On Behalf of | Aug 14, 2019 | Motorcycle Accidents

Motorcycle fatalities in or nation take place 27 times more frequently than deaths in crashes involving other types of vehicles. This is significant, as the pleasant summer weather in Cincinnati generally means there will be more motorcyclists on the road, and thus, a greater potential for motorcycle accidents.

According to the Highway Patrol, motorcyclists report having to “dodge cars” when motorists are not paying attention and do not know that the motorcyclist is near them. Motorists need to practice motorcycle awareness, and they must make complete stops at stop signs and traffic signals to ensure intersections are clear before proceeding. Motorists must also yield to a motorcyclist’s right of way when necessary and should not speed.

However, motorcyclists must also practice safe riding habits. They should never assume that other motorists know they are there and they should keep a safe distance between themselves and other vehicles on the road. Speeding should be avoided. Also, although it is not a legal requirement in Ohio, motorcyclists should wear a helmet when riding.

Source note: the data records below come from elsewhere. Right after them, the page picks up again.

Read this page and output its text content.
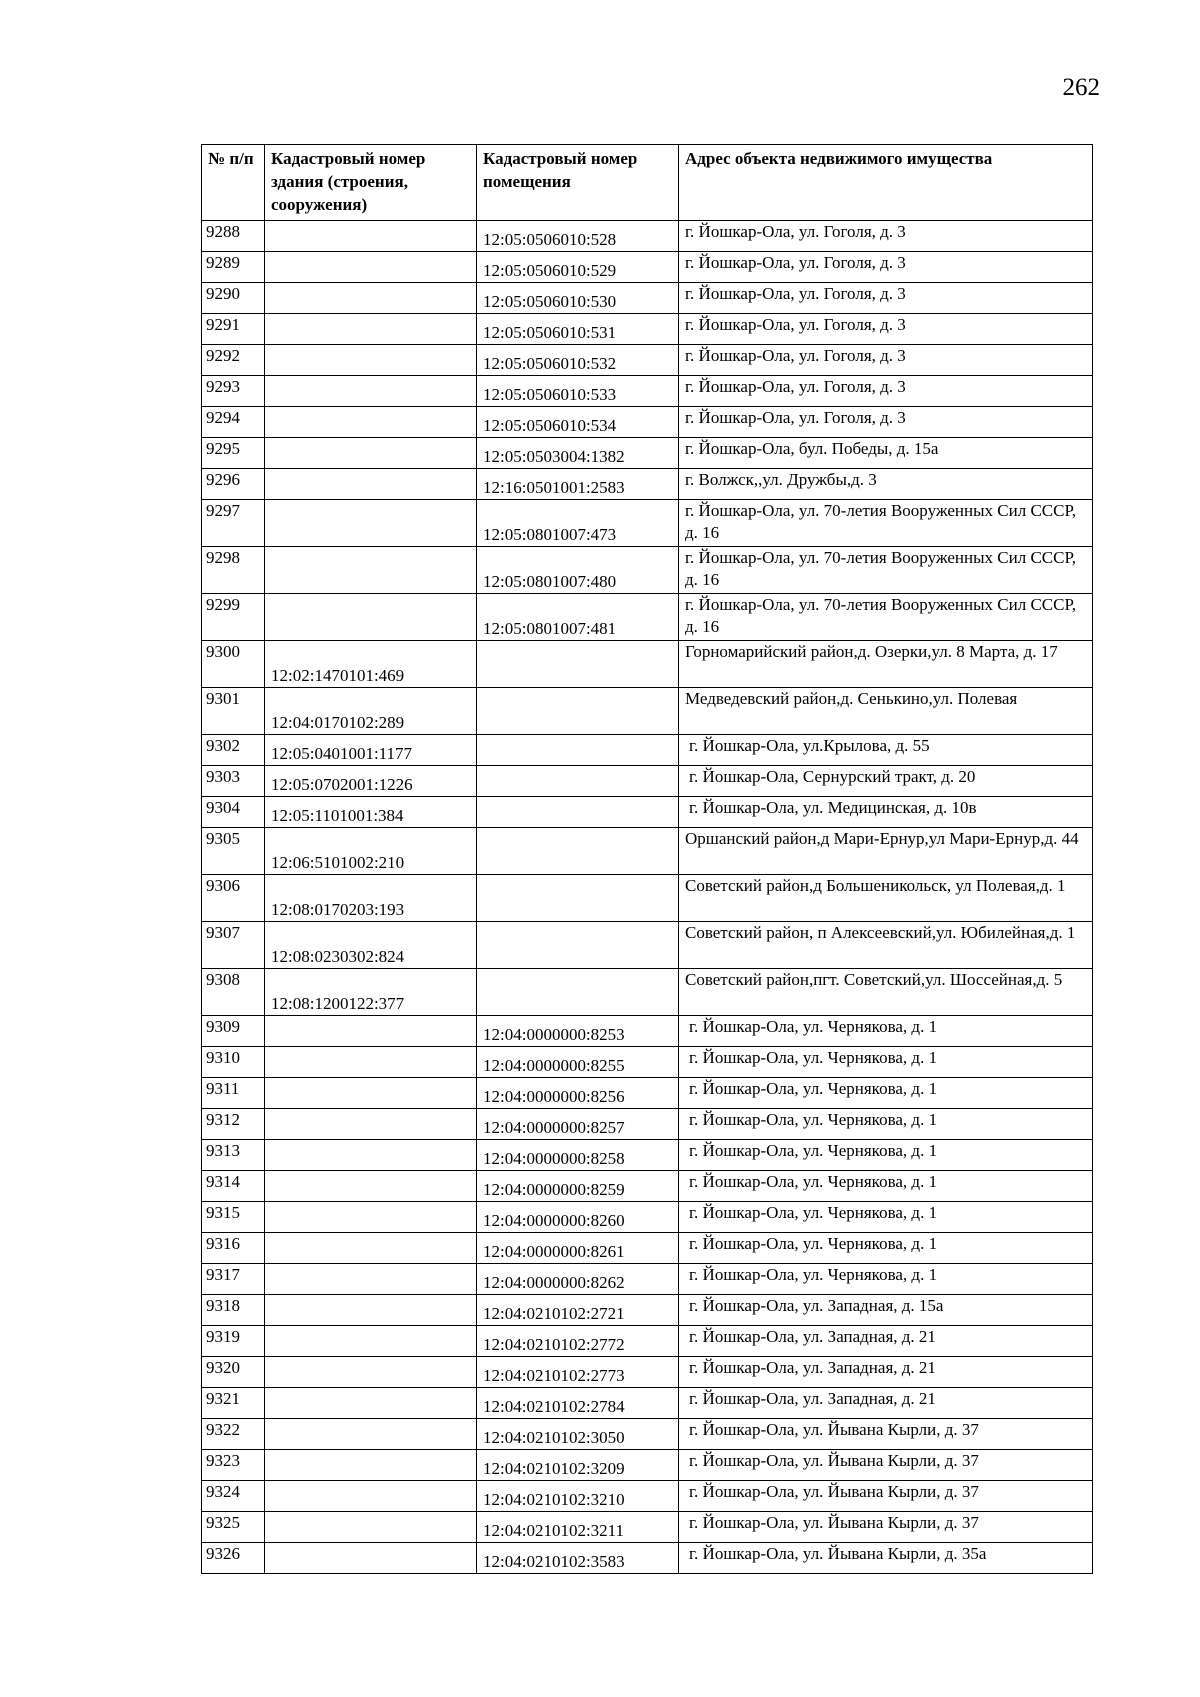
262
№ п/п	Кадастровый номер здания (строения, сооружения)	Кадастровый номер помещения	Адрес объекта недвижимого имущества
9288		12:05:0506010:528	г. Йошкар-Ола, ул. Гоголя, д. 3
9289		12:05:0506010:529	г. Йошкар-Ола, ул. Гоголя, д. 3
9290		12:05:0506010:530	г. Йошкар-Ола, ул. Гоголя, д. 3
9291		12:05:0506010:531	г. Йошкар-Ола, ул. Гоголя, д. 3
9292		12:05:0506010:532	г. Йошкар-Ола, ул. Гоголя, д. 3
9293		12:05:0506010:533	г. Йошкар-Ола, ул. Гоголя, д. 3
9294		12:05:0506010:534	г. Йошкар-Ола, ул. Гоголя, д. 3
9295		12:05:0503004:1382	г. Йошкар-Ола, бул. Победы, д. 15а
9296		12:16:0501001:2583	г. Волжск,,ул. Дружбы,д. 3
9297		12:05:0801007:473	г. Йошкар-Ола, ул. 70-летия Вооруженных Сил СССР, д. 16
9298		12:05:0801007:480	г. Йошкар-Ола, ул. 70-летия Вооруженных Сил СССР, д. 16
9299		12:05:0801007:481	г. Йошкар-Ола, ул. 70-летия Вооруженных Сил СССР, д. 16
9300	12:02:1470101:469		Горномарийский район,д. Озерки,ул. 8 Марта, д. 17
9301	12:04:0170102:289		Медведевский район,д. Сенькино,ул. Полевая
9302	12:05:0401001:1177		г. Йошкар-Ола, ул.Крылова, д. 55
9303	12:05:0702001:1226		г. Йошкар-Ола, Сернурский тракт, д. 20
9304	12:05:1101001:384		г. Йошкар-Ола, ул. Медицинская, д. 10в
9305	12:06:5101002:210		Оршанский район,д Мари-Ернур,ул Мари-Ернур,д. 44
9306	12:08:0170203:193		Советский район,д Большеникольск, ул Полевая,д. 1
9307	12:08:0230302:824		Советский район, п Алексеевский,ул. Юбилейная,д. 1
9308	12:08:1200122:377		Советский район,пгт. Советский,ул. Шоссейная,д. 5
9309		12:04:0000000:8253	г. Йошкар-Ола, ул. Чернякова, д. 1
9310		12:04:0000000:8255	г. Йошкар-Ола, ул. Чернякова, д. 1
9311		12:04:0000000:8256	г. Йошкар-Ола, ул. Чернякова, д. 1
9312		12:04:0000000:8257	г. Йошкар-Ола, ул. Чернякова, д. 1
9313		12:04:0000000:8258	г. Йошкар-Ола, ул. Чернякова, д. 1
9314		12:04:0000000:8259	г. Йошкар-Ола, ул. Чернякова, д. 1
9315		12:04:0000000:8260	г. Йошкар-Ола, ул. Чернякова, д. 1
9316		12:04:0000000:8261	г. Йошкар-Ола, ул. Чернякова, д. 1
9317		12:04:0000000:8262	г. Йошкар-Ола, ул. Чернякова, д. 1
9318		12:04:0210102:2721	г. Йошкар-Ола, ул. Западная, д. 15а
9319		12:04:0210102:2772	г. Йошкар-Ола, ул. Западная, д. 21
9320		12:04:0210102:2773	г. Йошкар-Ола, ул. Западная, д. 21
9321		12:04:0210102:2784	г. Йошкар-Ола, ул. Западная, д. 21
9322		12:04:0210102:3050	г. Йошкар-Ола, ул. Йывана Кырли, д. 37
9323		12:04:0210102:3209	г. Йошкар-Ола, ул. Йывана Кырли, д. 37
9324		12:04:0210102:3210	г. Йошкар-Ола, ул. Йывана Кырли, д. 37
9325		12:04:0210102:3211	г. Йошкар-Ола, ул. Йывана Кырли, д. 37
9326		12:04:0210102:3583	г. Йошкар-Ола, ул. Йывана Кырли, д. 35а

So, when it comes to motorcycle accidents, sometimes both the motorist and the motorcyclist have played a role in the crash. However, if a motorcyclist is partly at-fault for a collision, does this mean he or she cannot pursue compensation from the motorist who was also responsible for the crash?

It used to be the case that if a person was partially at-fault in a motor vehicle accident, they could not recover damages, even if their role in the crash was minor. However, Ohio now follows the law of “comparative negligence.” This means that a motorcyclist who was partially at-fault can receive compensation minus the percentage he or she was negligent, if the motorcyclist’s negligence was 50% or less than the negligence of the other party.

So, motorcyclists and motorists should do all they can this summer to avoid motorcycle accidents. And, if a motorcyclist wants to pursue a claim against the motorist, they may be able to do so under certain circumstances, if they were less negligent than the other party. Keep in mind the information in this post is not legal advice and cannot promise a specific result in any legal filing. Those who want to seek compensation following a motorcycle accident will want to bring the matter up to a professional for legal advice.